Em contrapartida, o rendimento dos mais pobres diminuiu. Os 20% mais pobres que já detinham a pequena parcela de 2,7% da renda total em 1981, passaram a deter 2% da renda total em 1989, o que representa uma queda de 25,9%. Da mesma forma, caiu 22,4% a renda do estrato dos 50% mais pobres, que teve reduzida a sua participação de 13,4% da renda total, em 1981, para 10,4%, em 1989.

Observa-se ainda na tabela, que o processo de concentração se agravou principalmente a partir da segunda metade da década.

O aumento da inflação no período, os sucessivos planos de ajuste e as políticas salariais nos permitem sugerir que estes foram os fatores fundamentais nesse processo de agravamento da concentração de renda.

O grau de concentração de renda observado na economia brasileira é o maior entre 41 países de diferentes graus de desenvolvimento, como Bangladesh, Índia, Bélgica e Alemanha. Nesses países, segundo a edição de 1990 do World Development Report, do Banco Mundial, a renda dos 10% mais ricos situa-se próxima dos 25% da renda total (Tabela 2).

Tabela 2:
Rendimentos dos 10% mais ricos países selecionados

3.2. A distribuição funcional da renda

Devido a uma série de dificuldades metodológicas, os dados atualizados sobre a distribuição funcional da renda ainda são muito precários. Da mesma forma, a comparação entre países também apresenta dificuldades, devido à diferenciação de critérios entre eles.

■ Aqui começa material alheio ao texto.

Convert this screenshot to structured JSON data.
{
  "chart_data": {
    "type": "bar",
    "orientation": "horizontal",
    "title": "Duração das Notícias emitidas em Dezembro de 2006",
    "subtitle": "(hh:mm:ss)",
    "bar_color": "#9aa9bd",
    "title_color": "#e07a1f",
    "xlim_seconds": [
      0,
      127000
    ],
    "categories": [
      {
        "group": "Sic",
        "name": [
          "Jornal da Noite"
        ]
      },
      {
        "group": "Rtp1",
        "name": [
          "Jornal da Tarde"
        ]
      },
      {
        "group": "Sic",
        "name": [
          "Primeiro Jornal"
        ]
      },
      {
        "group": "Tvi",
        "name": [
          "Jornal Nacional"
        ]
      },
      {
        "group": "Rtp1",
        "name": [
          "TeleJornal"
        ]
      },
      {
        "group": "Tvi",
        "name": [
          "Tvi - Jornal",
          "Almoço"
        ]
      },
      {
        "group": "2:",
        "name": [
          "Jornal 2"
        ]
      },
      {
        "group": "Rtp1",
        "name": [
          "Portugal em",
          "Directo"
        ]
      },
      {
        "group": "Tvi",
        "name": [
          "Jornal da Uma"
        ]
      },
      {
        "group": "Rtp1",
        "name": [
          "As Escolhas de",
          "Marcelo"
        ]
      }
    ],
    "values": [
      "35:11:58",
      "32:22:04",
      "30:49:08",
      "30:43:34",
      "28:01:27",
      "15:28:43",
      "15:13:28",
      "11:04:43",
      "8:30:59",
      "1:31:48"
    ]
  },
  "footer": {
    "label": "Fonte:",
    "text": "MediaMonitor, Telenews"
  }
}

Apesar dessas diferenças de metodologia e da precariedade de dados atualizados sobre o Brasil, elaboramos uma comparação entre países selecionados para situar nossa posição, a exemplo do que realizamos com os dados da distribuição pessoal.

A comparação entre países quanto à renda funcional revela-nos que a parcela dos salários na renda nacional no Brasil é aproximadamente a inversa à observada nos países desenvolvidos. Nestes, como mostra a Tabela 3, a partir de dados do Institut der Deutschen Wirtschaft, de 1987, enquanto os salários representam cerca de dois terços da renda nacional, como é o caso da Alemanha, Estados Unidos, França e Japão, no Brasil a estimativa é de que eles se situam próximo de 38% da renda total.

Tabela 3:
Participação porcentual dos salários na renda nacional - países selecionados (1987)

Esse porcentual é baixo mesmo se comparado com o de países de grau de desenvolvimento médio, como é o caso de Portugal, da Espanha e da Grécia, todos com participação dos salários na renda nacional superior a 50%.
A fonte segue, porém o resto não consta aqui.